The Hungarian Foreign Minister confirmed to CNN that his country will use the payment scheme put in place by Moscow to pay for its oil and gas.
Defending this decision, Foreign Minister Péter Szijjártó said:
“85% of our gas supply comes from Russia, and 65% of our oil supply comes from Russia. Why? Because this is being determined by infrastructure. This is not for fun, we have not chosen the situation,” he told CNN’s Richard Quest.
Szijjártó said there are no alternative sources or routes which makes it possible for them to stop importing Russian energy in the next few years.
Under the Russian payment scheme, energy importers have had to open two bank accounts with Gazprombank — a foreign currency account and a rubles account. The proceeds of sales are paid in foreign currency (dollars or euros) which is then converted by Gazprombank into the ruble account.
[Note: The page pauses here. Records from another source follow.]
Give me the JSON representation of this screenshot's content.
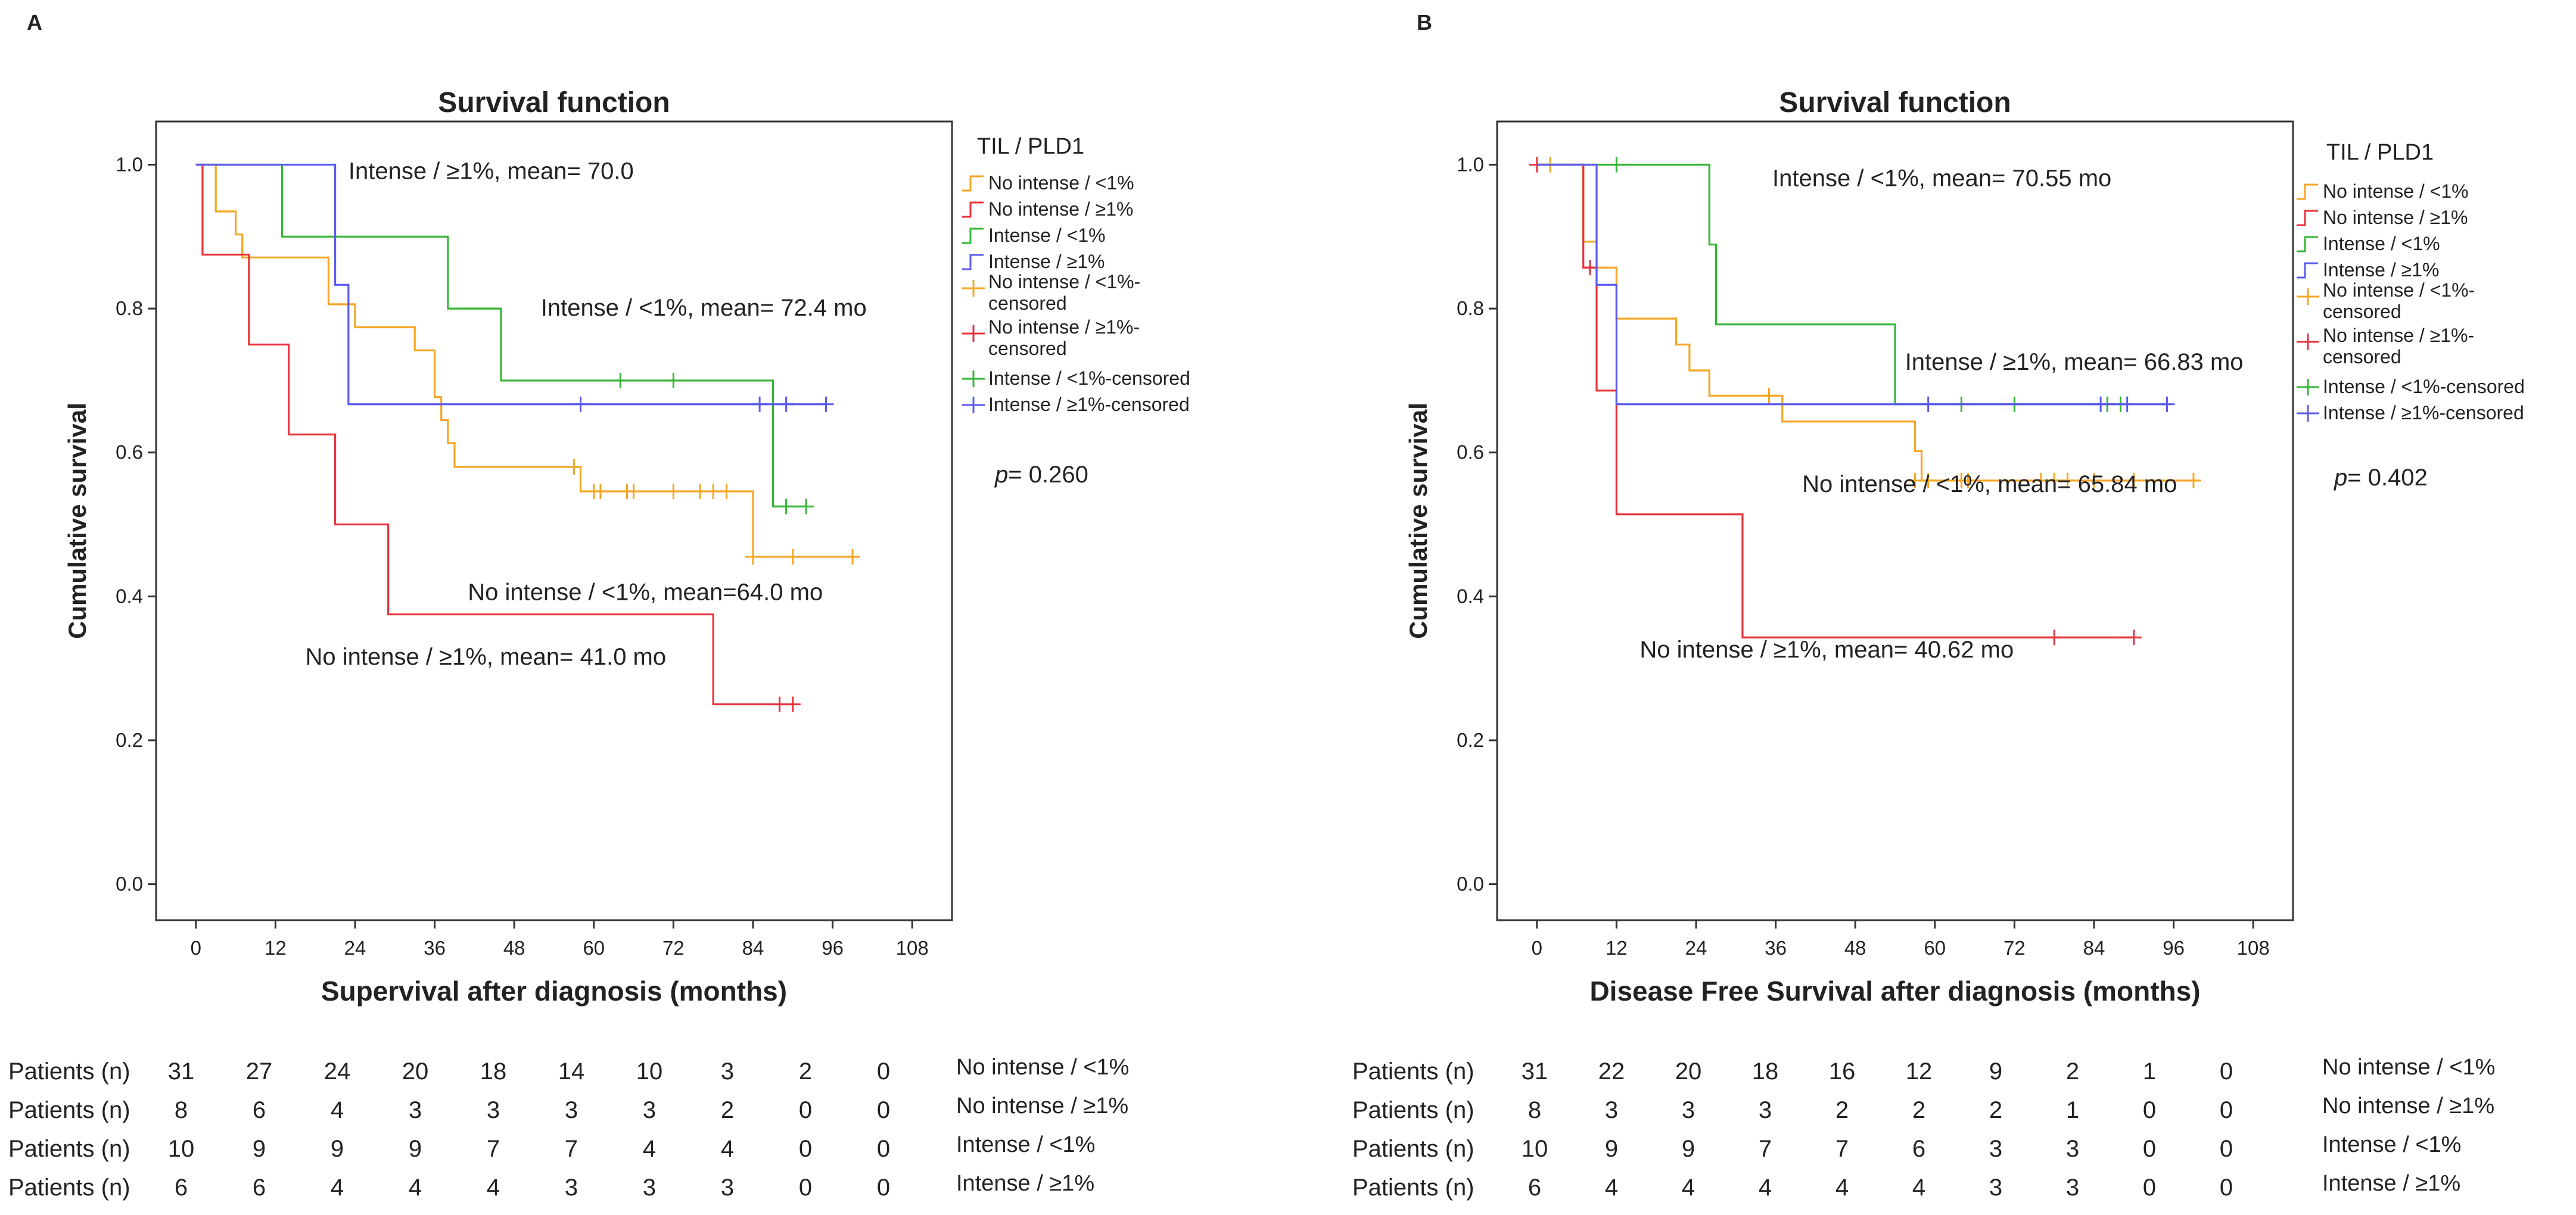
{
  "colors": {
    "No intense / <1%": "#f5a623",
    "No intense / ≥1%": "#e8323c",
    "Intense / <1%": "#35b535",
    "Intense / ≥1%": "#5b5bf0"
  },
  "chart_data": [
    {
      "panel": "A",
      "type": "line",
      "subtype": "kaplan-meier",
      "title": "Survival function",
      "xlabel": "Supervival after diagnosis (months)",
      "ylabel": "Cumulative survival",
      "x_ticks": [
        0,
        12,
        24,
        36,
        48,
        60,
        72,
        84,
        96,
        108
      ],
      "y_ticks": [
        0.0,
        0.2,
        0.4,
        0.6,
        0.8,
        1.0
      ],
      "y_tick_labels": [
        "0.0",
        "0.2",
        "0.4",
        "0.6",
        "0.8",
        "1.0"
      ],
      "xlim": [
        -6,
        114
      ],
      "ylim": [
        -0.05,
        1.06
      ],
      "legend": {
        "title": "TIL / PLD1",
        "entries": [
          {
            "label": "No intense / <1%",
            "series": "No intense / <1%",
            "censored": false
          },
          {
            "label": "No intense / ≥1%",
            "series": "No intense / ≥1%",
            "censored": false
          },
          {
            "label": "Intense / <1%",
            "series": "Intense / <1%",
            "censored": false
          },
          {
            "label": "Intense / ≥1%",
            "series": "Intense / ≥1%",
            "censored": false
          },
          {
            "label": "No intense / <1%-censored",
            "series": "No intense / <1%",
            "censored": true
          },
          {
            "label": "No intense / ≥1%-censored",
            "series": "No intense / ≥1%",
            "censored": true
          },
          {
            "label": "Intense / <1%-censored",
            "series": "Intense / <1%",
            "censored": true
          },
          {
            "label": "Intense / ≥1%-censored",
            "series": "Intense / ≥1%",
            "censored": true
          }
        ]
      },
      "p_value": {
        "label": "p",
        "value": "= 0.260"
      },
      "annotations": [
        {
          "text": "Intense / ≥1%, mean= 70.0",
          "x": 23,
          "y": 0.98
        },
        {
          "text": "Intense / <1%, mean= 72.4 mo",
          "x": 52,
          "y": 0.79
        },
        {
          "text": "No intense / <1%, mean=64.0 mo",
          "x": 41,
          "y": 0.395
        },
        {
          "text": "No intense / ≥1%, mean= 41.0 mo",
          "x": 16.5,
          "y": 0.305
        }
      ],
      "series": [
        {
          "name": "No intense / <1%",
          "steps": [
            [
              0,
              1.0
            ],
            [
              3,
              0.935
            ],
            [
              6,
              0.903
            ],
            [
              7,
              0.871
            ],
            [
              20,
              0.806
            ],
            [
              24,
              0.774
            ],
            [
              33,
              0.742
            ],
            [
              36,
              0.677
            ],
            [
              37,
              0.645
            ],
            [
              38,
              0.613
            ],
            [
              39,
              0.58
            ],
            [
              58,
              0.546
            ],
            [
              84,
              0.455
            ],
            [
              100,
              0.455
            ]
          ],
          "censored": [
            [
              57,
              0.58
            ],
            [
              60,
              0.546
            ],
            [
              61,
              0.546
            ],
            [
              65,
              0.546
            ],
            [
              66,
              0.546
            ],
            [
              72,
              0.546
            ],
            [
              76,
              0.546
            ],
            [
              78,
              0.546
            ],
            [
              80,
              0.546
            ],
            [
              84,
              0.455
            ],
            [
              90,
              0.455
            ],
            [
              99,
              0.455
            ]
          ]
        },
        {
          "name": "No intense / ≥1%",
          "steps": [
            [
              0,
              1.0
            ],
            [
              1,
              0.875
            ],
            [
              8,
              0.75
            ],
            [
              14,
              0.625
            ],
            [
              21,
              0.5
            ],
            [
              29,
              0.375
            ],
            [
              78,
              0.25
            ],
            [
              90,
              0.25
            ]
          ],
          "censored": [
            [
              88,
              0.25
            ],
            [
              90,
              0.25
            ]
          ]
        },
        {
          "name": "Intense / <1%",
          "steps": [
            [
              0,
              1.0
            ],
            [
              13,
              0.9
            ],
            [
              38,
              0.8
            ],
            [
              46,
              0.7
            ],
            [
              87,
              0.525
            ],
            [
              92,
              0.525
            ]
          ],
          "censored": [
            [
              64,
              0.7
            ],
            [
              72,
              0.7
            ],
            [
              89,
              0.525
            ],
            [
              92,
              0.525
            ]
          ]
        },
        {
          "name": "Intense / ≥1%",
          "steps": [
            [
              0,
              1.0
            ],
            [
              21,
              0.833
            ],
            [
              23,
              0.667
            ],
            [
              95,
              0.667
            ]
          ],
          "censored": [
            [
              58,
              0.667
            ],
            [
              85,
              0.667
            ],
            [
              89,
              0.667
            ],
            [
              95,
              0.667
            ]
          ]
        }
      ],
      "risk_table": {
        "row_label": "Patients (n)",
        "rows": [
          {
            "name": "No intense / <1%",
            "values": [
              31,
              27,
              24,
              20,
              18,
              14,
              10,
              3,
              2,
              0
            ]
          },
          {
            "name": "No intense / ≥1%",
            "values": [
              8,
              6,
              4,
              3,
              3,
              3,
              3,
              2,
              0,
              0
            ]
          },
          {
            "name": "Intense / <1%",
            "values": [
              10,
              9,
              9,
              9,
              7,
              7,
              4,
              4,
              0,
              0
            ]
          },
          {
            "name": "Intense / ≥1%",
            "values": [
              6,
              6,
              4,
              4,
              4,
              3,
              3,
              3,
              0,
              0
            ]
          }
        ]
      }
    },
    {
      "panel": "B",
      "type": "line",
      "subtype": "kaplan-meier",
      "title": "Survival function",
      "xlabel": "Disease Free Survival after diagnosis (months)",
      "ylabel": "Cumulative survival",
      "x_ticks": [
        0,
        12,
        24,
        36,
        48,
        60,
        72,
        84,
        96,
        108
      ],
      "y_ticks": [
        0.0,
        0.2,
        0.4,
        0.6,
        0.8,
        1.0
      ],
      "y_tick_labels": [
        "0.0",
        "0.2",
        "0.4",
        "0.6",
        "0.8",
        "1.0"
      ],
      "xlim": [
        -6,
        114
      ],
      "ylim": [
        -0.05,
        1.06
      ],
      "legend": {
        "title": "TIL / PLD1",
        "entries": [
          {
            "label": "No intense / <1%",
            "series": "No intense / <1%",
            "censored": false
          },
          {
            "label": "No intense / ≥1%",
            "series": "No intense / ≥1%",
            "censored": false
          },
          {
            "label": "Intense / <1%",
            "series": "Intense / <1%",
            "censored": false
          },
          {
            "label": "Intense / ≥1%",
            "series": "Intense / ≥1%",
            "censored": false
          },
          {
            "label": "No intense / <1%-censored",
            "series": "No intense / <1%",
            "censored": true
          },
          {
            "label": "No intense / ≥1%-censored",
            "series": "No intense / ≥1%",
            "censored": true
          },
          {
            "label": "Intense / <1%-censored",
            "series": "Intense / <1%",
            "censored": true
          },
          {
            "label": "Intense / ≥1%-censored",
            "series": "Intense / ≥1%",
            "censored": true
          }
        ]
      },
      "p_value": {
        "label": "p",
        "value": "= 0.402"
      },
      "annotations": [
        {
          "text": "Intense / <1%, mean= 70.55 mo",
          "x": 35.5,
          "y": 0.97
        },
        {
          "text": "Intense / ≥1%, mean= 66.83 mo",
          "x": 55.5,
          "y": 0.715
        },
        {
          "text": "No intense / <1%, mean= 65.84 mo",
          "x": 40,
          "y": 0.545
        },
        {
          "text": "No intense / ≥1%, mean= 40.62 mo",
          "x": 15.5,
          "y": 0.315
        }
      ],
      "series": [
        {
          "name": "No intense / <1%",
          "steps": [
            [
              0,
              1.0
            ],
            [
              7,
              0.893
            ],
            [
              9,
              0.857
            ],
            [
              12,
              0.786
            ],
            [
              21,
              0.75
            ],
            [
              23,
              0.714
            ],
            [
              26,
              0.679
            ],
            [
              37,
              0.643
            ],
            [
              57,
              0.602
            ],
            [
              58,
              0.561
            ],
            [
              100,
              0.561
            ]
          ],
          "censored": [
            [
              2,
              1.0
            ],
            [
              35,
              0.679
            ],
            [
              57,
              0.561
            ],
            [
              59,
              0.561
            ],
            [
              64,
              0.561
            ],
            [
              65,
              0.561
            ],
            [
              76,
              0.561
            ],
            [
              78,
              0.561
            ],
            [
              80,
              0.561
            ],
            [
              84,
              0.561
            ],
            [
              90,
              0.561
            ],
            [
              99,
              0.561
            ]
          ]
        },
        {
          "name": "No intense / ≥1%",
          "steps": [
            [
              0,
              1.0
            ],
            [
              7,
              0.857
            ],
            [
              9,
              0.686
            ],
            [
              12,
              0.514
            ],
            [
              31,
              0.343
            ],
            [
              90,
              0.343
            ]
          ],
          "censored": [
            [
              0,
              1.0
            ],
            [
              8,
              0.857
            ],
            [
              78,
              0.343
            ],
            [
              90,
              0.343
            ]
          ]
        },
        {
          "name": "Intense / <1%",
          "steps": [
            [
              0,
              1.0
            ],
            [
              26,
              0.889
            ],
            [
              27,
              0.778
            ],
            [
              54,
              0.667
            ],
            [
              88,
              0.667
            ]
          ],
          "censored": [
            [
              12,
              1.0
            ],
            [
              64,
              0.667
            ],
            [
              72,
              0.667
            ],
            [
              86,
              0.667
            ],
            [
              88,
              0.667
            ]
          ]
        },
        {
          "name": "Intense / ≥1%",
          "steps": [
            [
              0,
              1.0
            ],
            [
              9,
              0.833
            ],
            [
              12,
              0.667
            ],
            [
              95,
              0.667
            ]
          ],
          "censored": [
            [
              59,
              0.667
            ],
            [
              85,
              0.667
            ],
            [
              89,
              0.667
            ],
            [
              95,
              0.667
            ]
          ]
        }
      ],
      "risk_table": {
        "row_label": "Patients (n)",
        "rows": [
          {
            "name": "No intense / <1%",
            "values": [
              31,
              22,
              20,
              18,
              16,
              12,
              9,
              2,
              1,
              0
            ]
          },
          {
            "name": "No intense / ≥1%",
            "values": [
              8,
              3,
              3,
              3,
              2,
              2,
              2,
              1,
              0,
              0
            ]
          },
          {
            "name": "Intense / <1%",
            "values": [
              10,
              9,
              9,
              7,
              7,
              6,
              3,
              3,
              0,
              0
            ]
          },
          {
            "name": "Intense / ≥1%",
            "values": [
              6,
              4,
              4,
              4,
              4,
              4,
              3,
              3,
              0,
              0
            ]
          }
        ]
      }
    }
  ]
}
Several other countries are reportedly using the scheme. A European Commission document release last week advised that it “appears possible” to comply with the new Russian rules without getting into conflict with EU law.
Sanctions experts say the Russian payment system allows Moscow access to energy proceeds regardless of the sanctions in place on foreign currencies.
CNN’s Richard Quest notes two things — the entire process is extremely legally murky and the scheme also gives Putin the political advantage — that he is forcing the companies into his scheme to pay in rubles.